У каждого из отделов этой потешной процессии была своя особая музыка. Цыгане били в свои бубны, мазурики – народ, вообще, мало музыкальный трубили в трубы самой первобытной конструкции и ударяли в лютни XII века. Корпорация пьяных оглашала воздух раздирающими уши звуками какого-то совершенно примитивного гудка. Вокруг носилок папы какофония достигла крайних своих пределов: звуки альтов, гудков, флейт и медных инструментов сливались в какой-то невообразимый, заставлявший мороз пробегать по коже, хаос звуков. Увы! Читатели наши, быть может, вспомнят, что это был оркестр Гренгуара.
Трудно представить себе то гордое и вместе с тем печальное выражение, которое приняло лицо Квазимодо во время перехода из здания суда на Гревскую площадь; в первый раз в жизни ему приходилось наслаждаться чувством удовлетворенного самолюбия. До сих пор ему были известны только чувства унижения, презрения к своему званию, стыда по поводу своего безобразия. И он, несмотря на свою глухоту, наслаждался возгласами этой толпы, которую он ненавидел, ибо сознавал, что и она ненавидит его. Что ему за дело было до того, что минутные его подданные были сбродом калек, нищих, воров, – все же это были подданные его, а он – их властитель. И он принимал в серьез все эти иронические рукоплескания, все эти воздаваемые ему в насмешку почести, к которым, однако, в толпе присоединилась доля очень реального страха: ибо горбун был силен, косолапый был ловок, глухой был сердит – т. е. обладал тремя качествами, которые парализовали впечатление смешного.
Впрочем, мы очень далеки от мысли о том, что новый шутовской папа сам отдавал себе ясный отчет в том, что он чувствовал, и в тех чувствах, которые он внушал другим; весьма естественно, что ум, заключенный в такую несовершенную и уродливую оболочку, также должен был находиться в самом первобытном состоянии. И действительно, то, что он чувствовал в эту минуту, было крайне неопределенно, смутно и сбивчиво, хотя преобладало чувство радости и гордости: это мрачное и несчастное лицо как-то сияло.
Поэтому зрители не без удивления и не без испуга увидели, как вдруг, в то время, когда Квазимодо, в его полу-опьянении, с торжеством проносили мимо дома с колоннами, из толпы выделился какой-то человек, который, подбежав к носилкам, с выражением гнева на лице, вырвал из рук Квазимодо его деревянный, позолоченный посох, атрибут его шутовского папства.

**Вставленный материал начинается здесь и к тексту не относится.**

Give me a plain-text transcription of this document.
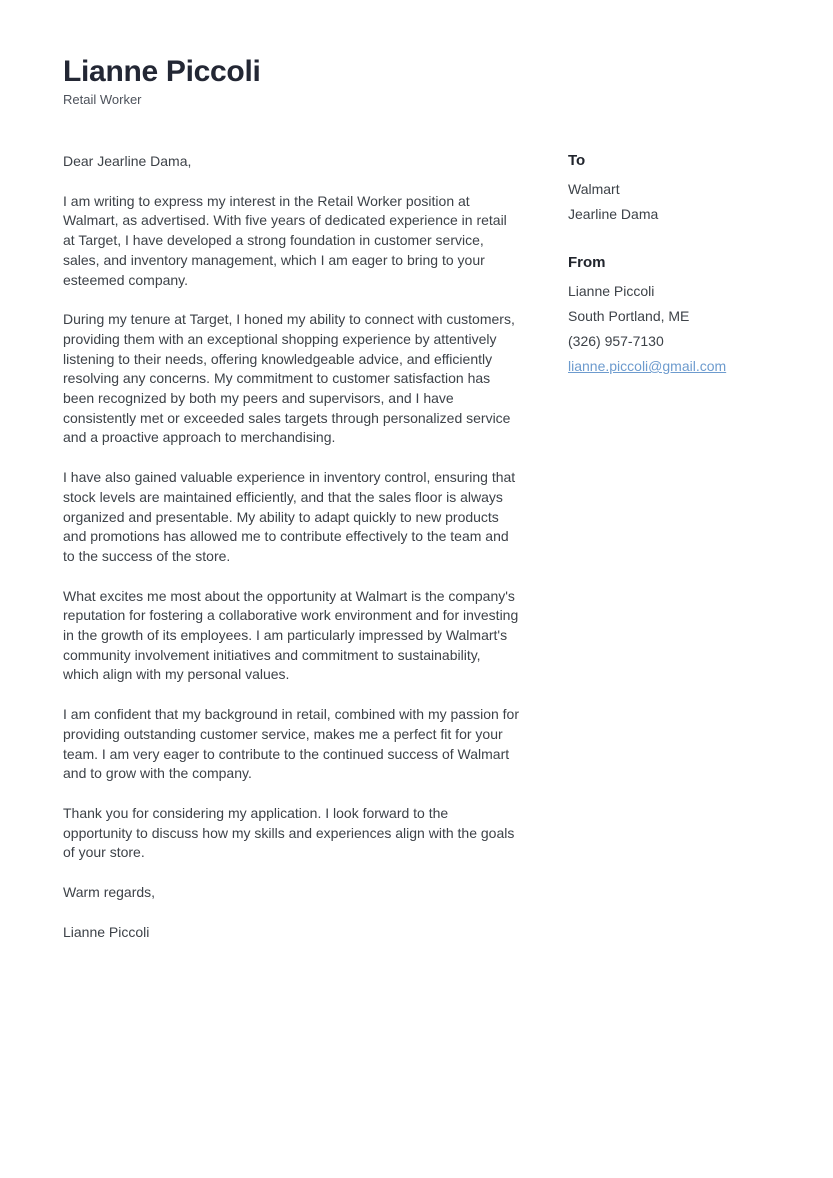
Lianne Piccoli
Retail Worker

Dear Jearline Dama,

I am writing to express my interest in the Retail Worker position at Walmart, as advertised. With five years of dedicated experience in retail at Target, I have developed a strong foundation in customer service, sales, and inventory management, which I am eager to bring to your esteemed company.

During my tenure at Target, I honed my ability to connect with customers, providing them with an exceptional shopping experience by attentively listening to their needs, offering knowledgeable advice, and efficiently resolving any concerns. My commitment to customer satisfaction has been recognized by both my peers and supervisors, and I have consistently met or exceeded sales targets through personalized service and a proactive approach to merchandising.

I have also gained valuable experience in inventory control, ensuring that stock levels are maintained efficiently, and that the sales floor is always organized and presentable. My ability to adapt quickly to new products and promotions has allowed me to contribute effectively to the team and to the success of the store.

What excites me most about the opportunity at Walmart is the company's reputation for fostering a collaborative work environment and for investing in the growth of its employees. I am particularly impressed by Walmart's community involvement initiatives and commitment to sustainability, which align with my personal values.

I am confident that my background in retail, combined with my passion for providing outstanding customer service, makes me a perfect fit for your team. I am very eager to contribute to the continued success of Walmart and to grow with the company.

Thank you for considering my application. I look forward to the opportunity to discuss how my skills and experiences align with the goals of your store.

Warm regards,

Lianne Piccoli

To
Walmart
Jearline Dama
From
Lianne Piccoli
South Portland, ME
(326) 957-7130
lianne.piccoli@gmail.com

Этот дерзкий человек был тот самый лысый господин, который, за несколько минут перед тем, стоя в группе, окружавшей цыганку, так напугал бедную молодую девушку своими злобными угрозами. Одет он был в духовное платье. В ту минуту, когда он отделился от толпы, Гренгуар, до сих пор не замечавший его, узнал его.
– А! – воскликнул он с выражением удивления: это архидиакон Клод Фролло, мой учитель! Но чего он пристает к этому кривому уроду! Ему еще достанется от толпы!
И действительно, на площади раздался крик ужаса. Страшилище Квазимодо соскочил с носилок, и женщины в ужасе отворачивались, чтобы не видеть, как он растерзает архидиакона; но тот подскочил к духовному лицу, взглянул на него и упал на колена. Патер сорвал с его головы митру, переломил его посох, разорвал его мишурную мантию. Квазимодо все время стоял на коленах, наклонив голову и скрестив руки. Затем между обоими завязался странный диалог жестами: ни тот, ни другой не произносили ни слова; патер стоял с сердитым, угрожающим, властным взглядом; Квазимодо ползал на коленях в униженной и умоляющей позе; а между тем для всех было ясно, что Квазимодо, если бы пожелал, мог бы раздавить патера, как блоху.